AUSTRALIA: Anti-LGBT “Religious Freedom” Bill Intro’d After Rugby Star Sacked For Anti-Gay Instagram Posts

Reuters Australia reports:

Australia on Thursday proposed legislation to protect people who express their religious faith outside of the workplace, a few months after Rugby Union international Israel Folau was sacked for posting on social media that hell awaited “drunks, homosexuals, adulterers”.

Attorney-General Christian Porter said the proposal would allow Australians to express their religious beliefs away from the workplace as long as it did not cause financial damage to their employer. Porter said the legislation was needed as the country’s anti-discrimination laws do not go far enough.

“Australia has a strong anti-discrimination framework with specific protections for people against discrimination on the basis of their age, sex, race and disability,” Porter said in a speech in Sydney. “This draft bill released today extends those protections to provide protection for people against discrimination on the basis of their religion or religious belief, or lack thereof.”
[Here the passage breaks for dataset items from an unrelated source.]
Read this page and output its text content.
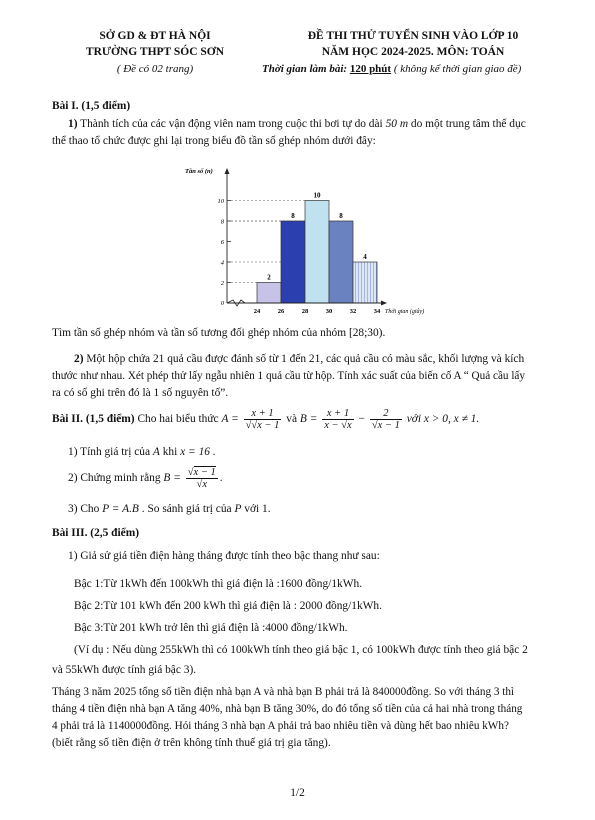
SỞ GD & ĐT HÀ NỘI
TRƯỜNG THPT SÓC SƠN
( Đề có 02 trang)
ĐỀ THI THỬ TUYỂN SINH VÀO LỚP 10
NĂM HỌC 2024-2025. MÔN: TOÁN
Thời gian làm bài: 120 phút ( không kể thời gian giao đề)
Bài I. (1,5 điểm)
1) Thành tích của các vận động viên nam trong cuộc thi bơi tự do dài 50 m do một trung tâm thể dục
thể thao tổ chức được ghi lại trong biểu đồ tần số ghép nhóm dưới đây:
2
8
10
8
4
2
4
6
8
10
0
24	26	28	30	32	34
Tần số (n)
Thời gian (giây)
Tìm tần số ghép nhóm và tần số tương đối ghép nhóm của nhóm [28;30).
2) Một hộp chứa 21 quả cầu được đánh số từ 1 đến 21, các quả cầu có màu sắc, khối lượng và kích
thước như nhau. Xét phép thử lấy ngẫu nhiên 1 quả cầu từ hộp. Tính xác suất của biến cố A “ Quả cầu lấy
ra có số ghi trên đó là 1 số nguyên tố”.
Bài II. (1,5 điểm) Cho hai biểu thức $A = \frac{x + 1}{√√ x - 1}$ và $B = \frac{x + 1}{x - √x} - \frac{2}{√x - 1}$ với x > 0, x ≠ 1.
1) Tính giá trị của A khi x = 16 .
2) Chứng minh rằng $B = \frac{√x - 1}{√x}$ .
3) Cho P = A.B . So sánh giá trị của P với 1.
Bài III. (2,5 điểm)
1) Giả sử giá tiền điện hàng tháng được tính theo bậc thang như sau:
Bậc 1:Từ 1kWh đến 100kWh thì giá điện là :1600 đồng/1kWh.
Bậc 2:Từ 101 kWh đến 200 kWh thì giá điện là : 2000 đồng/1kWh.
Bậc 3:Từ 201 kWh trở lên thì giá điện là :4000 đồng/1kWh.
(Ví dụ : Nếu dùng 255kWh thì có 100kWh tính theo giá bậc 1, có 100kWh được tính theo giá bậc 2
và 55kWh được tính giá bậc 3).
Tháng 3 năm 2025 tổng số tiền điện nhà bạn A và nhà bạn B phải trả là 840000đồng. So với tháng 3 thì
tháng 4 tiền điện nhà bạn A tăng 40%, nhà bạn B tăng 30%, do đó tổng số tiền của cả hai nhà trong tháng
4 phải trả là 1140000đồng. Hỏi tháng 3 nhà bạn A phải trả bao nhiêu tiền và dùng hết bao nhiêu kWh?
(biết rằng số tiền điện ở trên không tính thuế giá trị gia tăng).
1/2
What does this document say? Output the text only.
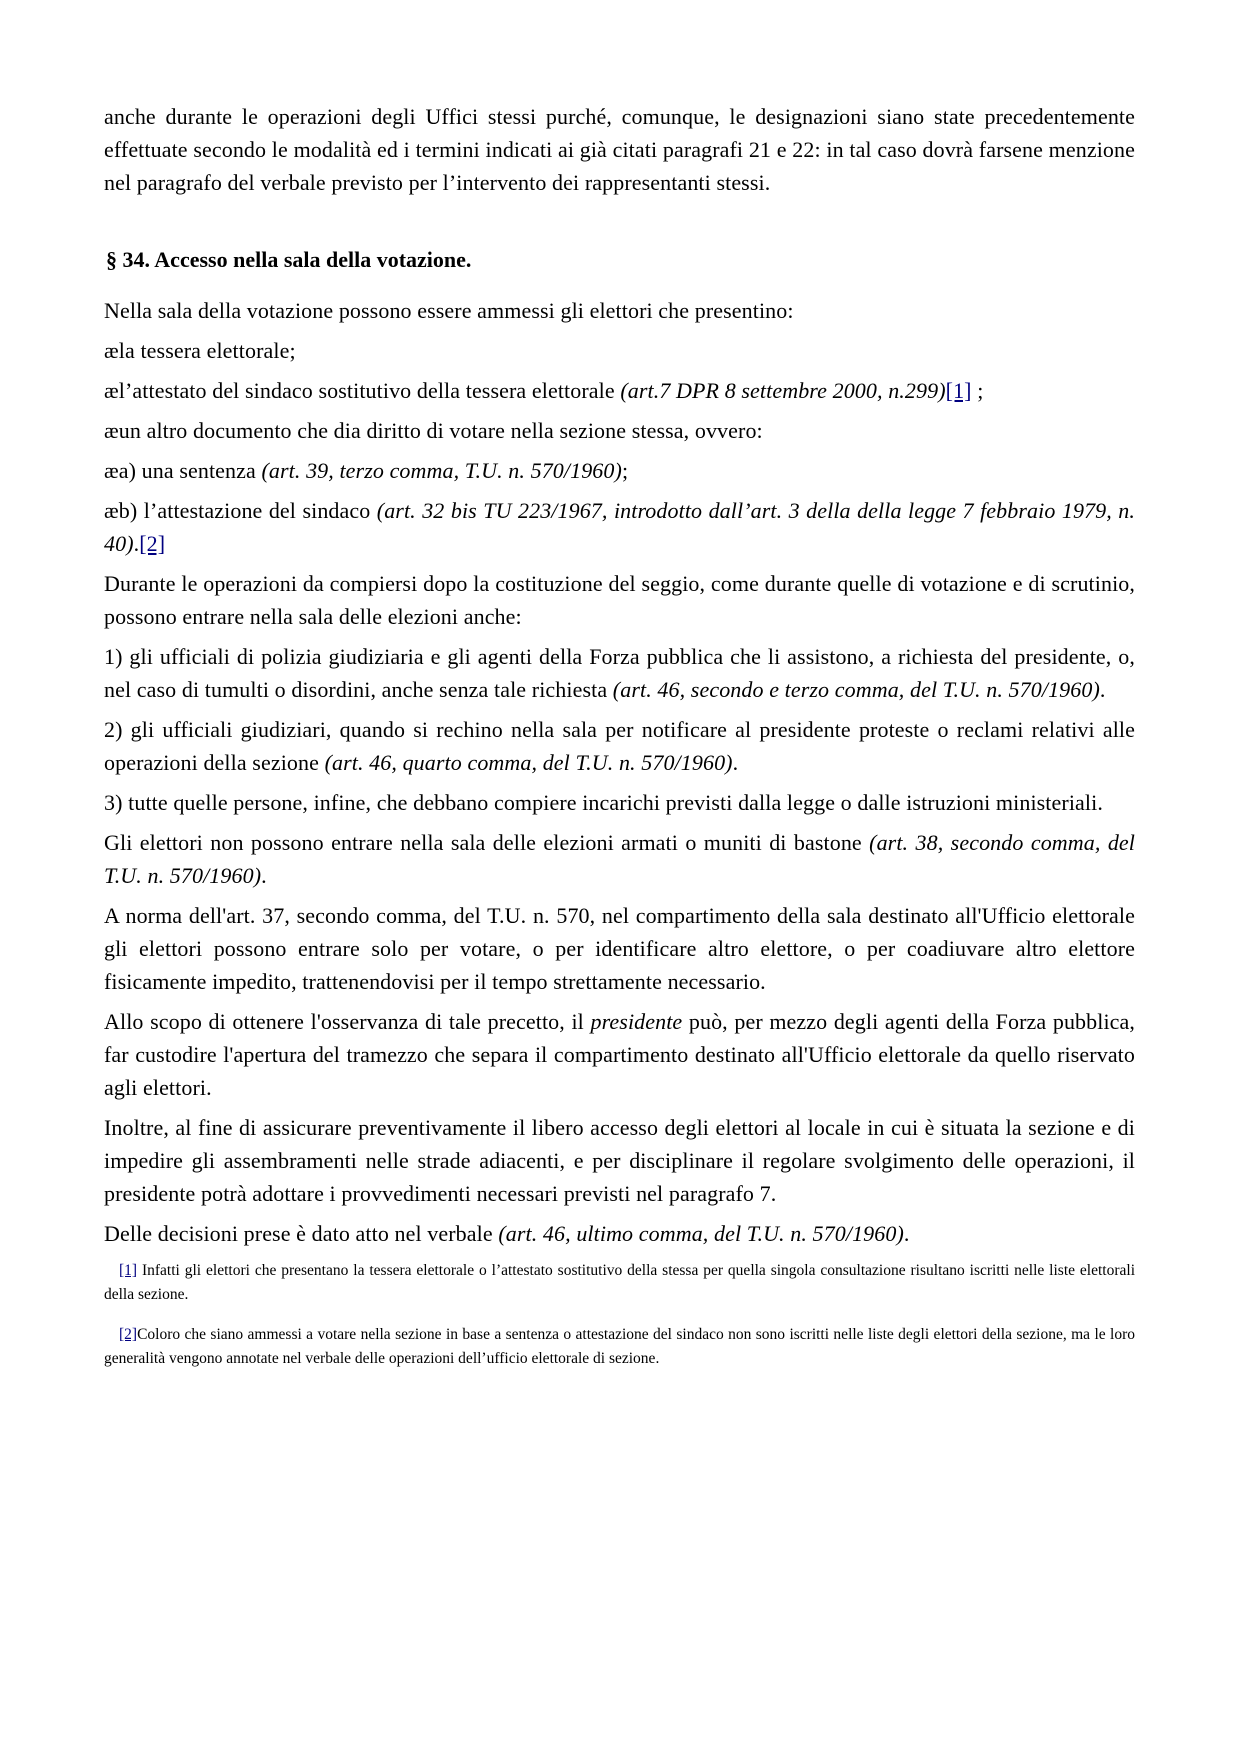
anche durante le operazioni degli Uffici stessi purché, comunque, le designazioni siano state precedentemente effettuate secondo le modalità ed i termini indicati ai già citati paragrafi 21 e 22: in tal caso dovrà farsene menzione nel paragrafo del verbale previsto per l’intervento dei rappresentanti stessi.

§ 34. Accesso nella sala della votazione.

Nella sala della votazione possono essere ammessi gli elettori che presentino:

æla tessera elettorale;

æl’attestato del sindaco sostitutivo della tessera elettorale (art.7 DPR 8 settembre 2000, n.299)[1] ;

æun altro documento che dia diritto di votare nella sezione stessa, ovvero:

æa) una sentenza (art. 39, terzo comma, T.U. n. 570/1960);

æb) l’attestazione del sindaco (art. 32 bis TU 223/1967, introdotto dall’art. 3 della della legge 7 febbraio 1979, n. 40).[2]

Durante le operazioni da compiersi dopo la costituzione del seggio, come durante quelle di votazione e di scrutinio, possono entrare nella sala delle elezioni anche:

1) gli ufficiali di polizia giudiziaria e gli agenti della Forza pubblica che li assistono, a richiesta del presidente, o, nel caso di tumulti o disordini, anche senza tale richiesta (art. 46, secondo e terzo comma, del T.U. n. 570/1960).

2) gli ufficiali giudiziari, quando si rechino nella sala per notificare al presidente proteste o reclami relativi alle operazioni della sezione (art. 46, quarto comma, del T.U. n. 570/1960).

3) tutte quelle persone, infine, che debbano compiere incarichi previsti dalla legge o dalle istruzioni ministeriali.

Gli elettori non possono entrare nella sala delle elezioni armati o muniti di bastone (art. 38, secondo comma, del T.U. n. 570/1960).

A norma dell'art. 37, secondo comma, del T.U. n. 570, nel compartimento della sala destinato all'Ufficio elettorale gli elettori possono entrare solo per votare, o per identificare altro elettore, o per coadiuvare altro elettore fisicamente impedito, trattenendovisi per il tempo strettamente necessario.

Allo scopo di ottenere l'osservanza di tale precetto, il presidente può, per mezzo degli agenti della Forza pubblica, far custodire l'apertura del tramezzo che separa il compartimento destinato all'Ufficio elettorale da quello riservato agli elettori.

Inoltre, al fine di assicurare preventivamente il libero accesso degli elettori al locale in cui è situata la sezione e di impedire gli assembramenti nelle strade adiacenti, e per disciplinare il regolare svolgimento delle operazioni, il presidente potrà adottare i provvedimenti necessari previsti nel paragrafo 7.

Delle decisioni prese è dato atto nel verbale (art. 46, ultimo comma, del T.U. n. 570/1960).

[1] Infatti gli elettori che presentano la tessera elettorale o l’attestato sostitutivo della stessa per quella singola consultazione risultano iscritti nelle liste elettorali della sezione.

[2]Coloro che siano ammessi a votare nella sezione in base a sentenza o attestazione del sindaco non sono iscritti nelle liste degli elettori della sezione, ma le loro generalità vengono annotate nel verbale delle operazioni dell’ufficio elettorale di sezione.
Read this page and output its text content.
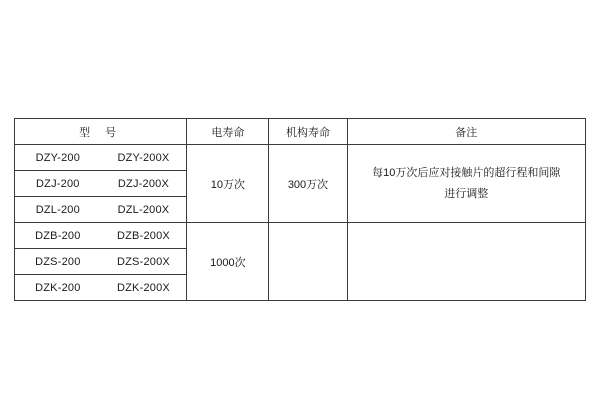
型 号	电寿命	机构寿命	备注

DZY-200 DZY-200X	10万次	300万次	每10万次后应对接触片的超行程和间隙
进行调整

DZJ-200 DZJ-200X			

DZL-200 DZL-200X			

DZB-200 DZB-200X	1000次		

DZS-200 DZS-200X			

DZK-200 DZK-200X			
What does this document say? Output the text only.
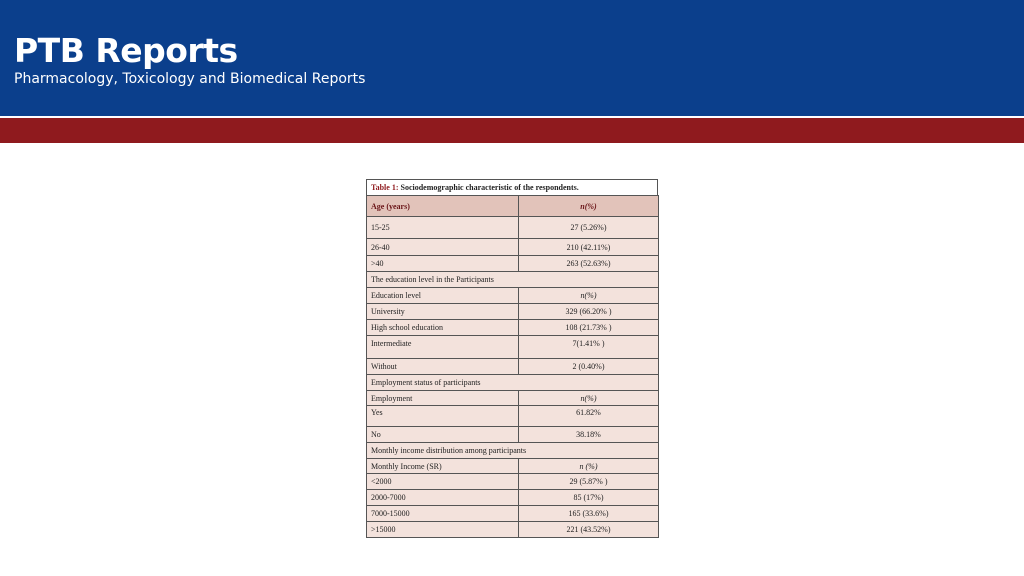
PTB Reports
Pharmacology, Toxicology and Biomedical Reports
Table 1: Sociodemographic characteristic of the respondents.
Age (years)	n(%)
15-25	27 (5.26%)
26-40	210 (42.11%)
>40	263 (52.63%)
The education level in the Participants	
Education level	n(%)
University	329 (66.20% )
High school education	108 (21.73% )
Intermediate	7(1.41% )
Without	2 (0.40%)
Employment status of participants	
Employment	n(%)
Yes	61.82%
No	38.18%
Monthly income distribution among participants	
Monthly Income (SR)	n (%)
<2000	29 (5.87% )
2000-7000	85 (17%)
7000-15000	165 (33.6%)
>15000	221 (43.52%)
The Christian Post reports:

The bill sets forth criteria on limiting private religious expression. Businesses with a turnover of more than $50 million would be prohibited from enforcing limitations on a person’s religious expression in private, unless that company can somehow show it would cause “unjustifiable financial hardship to the business.”

Such a business would have to prove those limitations on their freedom of speech was necessary to avoid hardship, so they cannot be considered nondiscriminatory to an employee. Religious expressions that are malicious or incite hatred would not be protected under the new law.

Pro Bono Australia reports:

Most would agree it’s wrong to discriminate against someone for the reason that they are of a certain faith – or, indeed, of no faith. But this bill goes much further than other discrimination laws and weakens existing protections for LGBTIQ+ people, women, people with disabilities, and those from diverse racial and cultural backgrounds.

The month-long consultation process for the bill must be used to make key changes, or our discrimination laws will end up privileging people of faith above all others. The bill contains various other provisions that go far beyond the scope of existing discrimination laws.

Section 8 prohibits any rule imposed by an employer on a health practitioner that would require them to perform services to which they have a religious objection. This could allow doctors to refuse to perform abortions or to perform any services for LGBTIQ+ people.

The bill is apparently the work of the anti-LGBT “Christian think tank” Freedom for Faith, which has appeared on JMG in the past.